Are Alternatives to Fossil
Fuels Really Viable?
Letter to the editor by Senator Richard G. Lugar
As submitted to the Wall Street Journal
February 13, 2006
Re: “Crude Awakening” op-ed by Peter Huber, Feb.
3, 2006
To the editor:
When Peter Huber wrote, “The question…[is]whether
corn and wood will ever be as cheap and easy starting points as
fossils,” he repeated a common fallacy. Oil is neither cheap
nor easy. The price of gasoline does not reflect its true cost.
Properly calculated, fossil fuels are far more expensive than
they appear. At least three externalities must be added to gasoline’s
current $2.50 a gallon price. The first is the military expenditures
we pay to safeguard the Mideast oil fields. There is a wide range
of estimates: one of the lower ones, by the conservative National
Defense Council Foundation, puts the figure at $50 billion a year
(not counting one-time expenses like wars).
The second external expense, far harder to calculate, is the
damage to our national interests and our security by petro-states
made rich by the world’s over-reliance on petroleum. Iraq
was one such troublemaker, causing two costly wars. Iran and Venezuela
are just two of the several governments currently engaging in
anti-American behavior that is enabled by the more than $24 billion
we paid for imported oil in November alone. The third externality
is the pollution and greenhouse gases from burning fossil fuels.
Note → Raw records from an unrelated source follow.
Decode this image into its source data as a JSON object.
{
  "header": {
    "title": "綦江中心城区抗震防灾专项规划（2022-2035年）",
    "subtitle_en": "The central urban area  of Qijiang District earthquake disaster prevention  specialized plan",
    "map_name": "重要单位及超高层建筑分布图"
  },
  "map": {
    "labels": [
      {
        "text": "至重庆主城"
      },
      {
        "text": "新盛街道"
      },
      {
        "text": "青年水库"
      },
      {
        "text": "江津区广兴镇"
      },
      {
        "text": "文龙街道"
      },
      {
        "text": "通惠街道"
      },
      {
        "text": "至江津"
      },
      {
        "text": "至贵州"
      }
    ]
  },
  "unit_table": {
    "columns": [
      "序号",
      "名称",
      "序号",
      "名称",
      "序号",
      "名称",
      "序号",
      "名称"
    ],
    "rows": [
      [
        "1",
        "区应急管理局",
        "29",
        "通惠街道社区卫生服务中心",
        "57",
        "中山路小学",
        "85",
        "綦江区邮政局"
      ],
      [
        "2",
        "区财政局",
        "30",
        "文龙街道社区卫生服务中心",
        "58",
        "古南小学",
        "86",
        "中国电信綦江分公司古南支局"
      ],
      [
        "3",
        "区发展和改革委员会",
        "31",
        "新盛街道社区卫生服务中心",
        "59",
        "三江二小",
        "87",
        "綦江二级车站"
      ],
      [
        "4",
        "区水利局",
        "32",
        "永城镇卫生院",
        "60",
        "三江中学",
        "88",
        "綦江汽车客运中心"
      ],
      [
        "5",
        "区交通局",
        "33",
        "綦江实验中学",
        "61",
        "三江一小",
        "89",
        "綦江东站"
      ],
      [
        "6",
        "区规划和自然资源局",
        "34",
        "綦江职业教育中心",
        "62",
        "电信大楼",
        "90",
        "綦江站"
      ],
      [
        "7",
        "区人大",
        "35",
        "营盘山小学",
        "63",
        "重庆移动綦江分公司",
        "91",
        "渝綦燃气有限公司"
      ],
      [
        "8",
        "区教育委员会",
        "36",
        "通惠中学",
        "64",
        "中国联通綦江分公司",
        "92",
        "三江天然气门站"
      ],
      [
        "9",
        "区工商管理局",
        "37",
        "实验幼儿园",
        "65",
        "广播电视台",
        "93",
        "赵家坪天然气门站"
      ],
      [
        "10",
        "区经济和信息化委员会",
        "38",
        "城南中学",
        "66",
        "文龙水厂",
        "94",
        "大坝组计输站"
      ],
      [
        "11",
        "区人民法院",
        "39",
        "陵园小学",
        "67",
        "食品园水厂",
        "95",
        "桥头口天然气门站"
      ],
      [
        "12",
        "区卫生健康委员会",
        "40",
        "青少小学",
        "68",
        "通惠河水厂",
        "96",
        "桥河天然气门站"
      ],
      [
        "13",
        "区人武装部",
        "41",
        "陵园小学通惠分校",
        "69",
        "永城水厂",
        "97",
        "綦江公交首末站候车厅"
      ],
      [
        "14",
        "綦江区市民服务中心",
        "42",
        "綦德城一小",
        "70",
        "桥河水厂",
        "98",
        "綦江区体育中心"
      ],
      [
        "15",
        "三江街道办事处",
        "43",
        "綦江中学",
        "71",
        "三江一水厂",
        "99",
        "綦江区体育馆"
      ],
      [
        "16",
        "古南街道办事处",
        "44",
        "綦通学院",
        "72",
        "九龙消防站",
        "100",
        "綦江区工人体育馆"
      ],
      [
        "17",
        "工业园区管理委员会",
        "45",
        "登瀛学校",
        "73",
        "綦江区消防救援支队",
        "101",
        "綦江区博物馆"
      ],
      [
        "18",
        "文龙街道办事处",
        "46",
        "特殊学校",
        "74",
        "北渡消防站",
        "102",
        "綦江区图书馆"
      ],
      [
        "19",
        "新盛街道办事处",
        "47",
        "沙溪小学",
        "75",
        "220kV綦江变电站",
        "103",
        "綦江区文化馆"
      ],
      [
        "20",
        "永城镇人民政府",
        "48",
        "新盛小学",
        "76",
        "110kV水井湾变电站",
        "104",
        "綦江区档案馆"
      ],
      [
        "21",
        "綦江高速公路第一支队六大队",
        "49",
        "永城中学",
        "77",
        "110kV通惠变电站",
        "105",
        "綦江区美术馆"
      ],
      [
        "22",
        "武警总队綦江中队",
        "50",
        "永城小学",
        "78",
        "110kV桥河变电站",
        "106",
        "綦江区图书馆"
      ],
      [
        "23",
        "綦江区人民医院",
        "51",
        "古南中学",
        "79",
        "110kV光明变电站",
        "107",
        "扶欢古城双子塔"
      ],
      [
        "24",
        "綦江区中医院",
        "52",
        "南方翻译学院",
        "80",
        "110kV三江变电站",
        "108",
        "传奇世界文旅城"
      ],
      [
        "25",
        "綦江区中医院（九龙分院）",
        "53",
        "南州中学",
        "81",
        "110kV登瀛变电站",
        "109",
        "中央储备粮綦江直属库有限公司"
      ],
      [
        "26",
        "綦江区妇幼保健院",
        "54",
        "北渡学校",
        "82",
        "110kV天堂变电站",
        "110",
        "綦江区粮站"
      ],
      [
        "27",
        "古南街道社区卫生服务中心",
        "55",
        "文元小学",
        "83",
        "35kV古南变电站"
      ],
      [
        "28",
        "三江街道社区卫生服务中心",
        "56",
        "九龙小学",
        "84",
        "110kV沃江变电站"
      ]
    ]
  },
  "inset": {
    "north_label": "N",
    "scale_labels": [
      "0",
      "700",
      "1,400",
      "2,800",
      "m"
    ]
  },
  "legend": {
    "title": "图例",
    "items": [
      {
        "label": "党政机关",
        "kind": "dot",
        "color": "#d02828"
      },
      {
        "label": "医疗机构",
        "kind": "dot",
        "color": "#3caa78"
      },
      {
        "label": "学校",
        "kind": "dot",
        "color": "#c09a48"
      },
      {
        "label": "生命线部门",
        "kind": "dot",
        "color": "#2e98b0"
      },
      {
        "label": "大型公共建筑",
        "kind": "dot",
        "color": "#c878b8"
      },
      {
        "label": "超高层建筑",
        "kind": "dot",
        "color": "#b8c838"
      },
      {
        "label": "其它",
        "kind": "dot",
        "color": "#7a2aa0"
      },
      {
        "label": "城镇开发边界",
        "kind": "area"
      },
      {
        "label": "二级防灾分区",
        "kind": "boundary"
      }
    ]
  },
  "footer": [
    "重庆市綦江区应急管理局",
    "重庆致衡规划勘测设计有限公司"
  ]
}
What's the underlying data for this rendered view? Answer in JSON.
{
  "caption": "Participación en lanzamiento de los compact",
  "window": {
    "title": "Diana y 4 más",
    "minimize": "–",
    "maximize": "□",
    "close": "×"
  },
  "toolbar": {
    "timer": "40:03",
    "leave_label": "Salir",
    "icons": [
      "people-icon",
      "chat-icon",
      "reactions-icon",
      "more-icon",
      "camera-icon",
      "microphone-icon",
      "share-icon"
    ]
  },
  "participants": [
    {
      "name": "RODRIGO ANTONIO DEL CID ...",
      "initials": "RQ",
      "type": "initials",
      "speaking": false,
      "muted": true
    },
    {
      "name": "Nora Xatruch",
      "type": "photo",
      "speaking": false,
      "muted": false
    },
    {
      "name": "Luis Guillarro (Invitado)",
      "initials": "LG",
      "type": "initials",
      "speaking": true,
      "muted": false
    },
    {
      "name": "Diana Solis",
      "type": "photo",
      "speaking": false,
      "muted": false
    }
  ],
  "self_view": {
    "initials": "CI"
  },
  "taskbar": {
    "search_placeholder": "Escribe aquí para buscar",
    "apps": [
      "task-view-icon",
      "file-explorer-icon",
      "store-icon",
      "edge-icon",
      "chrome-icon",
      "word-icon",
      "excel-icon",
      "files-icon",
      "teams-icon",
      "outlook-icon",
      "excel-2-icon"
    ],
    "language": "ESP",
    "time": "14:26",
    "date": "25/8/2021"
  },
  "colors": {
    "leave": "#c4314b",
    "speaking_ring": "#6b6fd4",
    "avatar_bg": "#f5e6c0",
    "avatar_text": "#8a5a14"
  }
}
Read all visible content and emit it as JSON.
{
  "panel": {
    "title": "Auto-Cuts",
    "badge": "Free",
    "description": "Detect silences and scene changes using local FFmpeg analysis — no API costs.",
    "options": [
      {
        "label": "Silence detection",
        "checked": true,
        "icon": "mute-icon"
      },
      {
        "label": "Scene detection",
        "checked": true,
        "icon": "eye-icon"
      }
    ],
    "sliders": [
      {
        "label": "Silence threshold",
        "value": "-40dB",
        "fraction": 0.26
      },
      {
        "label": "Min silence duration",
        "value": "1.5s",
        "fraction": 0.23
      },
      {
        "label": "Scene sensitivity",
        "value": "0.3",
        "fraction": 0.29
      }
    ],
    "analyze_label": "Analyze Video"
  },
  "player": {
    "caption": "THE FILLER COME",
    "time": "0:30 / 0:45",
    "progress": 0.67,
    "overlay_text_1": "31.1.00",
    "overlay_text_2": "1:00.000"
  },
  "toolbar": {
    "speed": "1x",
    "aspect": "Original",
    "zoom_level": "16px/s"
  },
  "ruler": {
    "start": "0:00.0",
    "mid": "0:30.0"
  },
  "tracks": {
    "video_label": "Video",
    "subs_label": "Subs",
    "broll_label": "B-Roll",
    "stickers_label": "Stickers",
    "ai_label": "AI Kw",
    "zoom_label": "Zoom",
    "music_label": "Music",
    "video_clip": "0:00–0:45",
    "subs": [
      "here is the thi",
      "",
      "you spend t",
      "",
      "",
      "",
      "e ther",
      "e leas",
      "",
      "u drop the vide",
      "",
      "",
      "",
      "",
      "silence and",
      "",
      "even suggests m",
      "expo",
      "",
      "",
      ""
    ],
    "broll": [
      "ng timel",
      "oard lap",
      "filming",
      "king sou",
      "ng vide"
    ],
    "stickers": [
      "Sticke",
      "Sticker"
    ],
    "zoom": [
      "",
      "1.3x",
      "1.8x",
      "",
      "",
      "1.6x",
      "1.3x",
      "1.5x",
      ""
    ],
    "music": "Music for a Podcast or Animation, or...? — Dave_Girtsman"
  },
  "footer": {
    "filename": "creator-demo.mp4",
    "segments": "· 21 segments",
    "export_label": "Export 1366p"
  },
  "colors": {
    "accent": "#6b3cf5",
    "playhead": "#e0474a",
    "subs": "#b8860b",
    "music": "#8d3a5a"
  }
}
This fully accounted real cost of oil is already much higher
than that of home-grown cellulosic ethanol, which will soon be
commercially competitive with $2.50 gas. Unlike oil or natural
gas, it is renewable, burns cleanly and makes virtually no net
contribution to global warming. Switching to an ethanol-based
transportation system, by adapting new cars to run on an ethanol-gasoline
blend with inexpensive, off-the-shelf flexible fuel technology
and piggy-backing on the existing gas station network, would be
both good policy and a great bargain for the American consumer.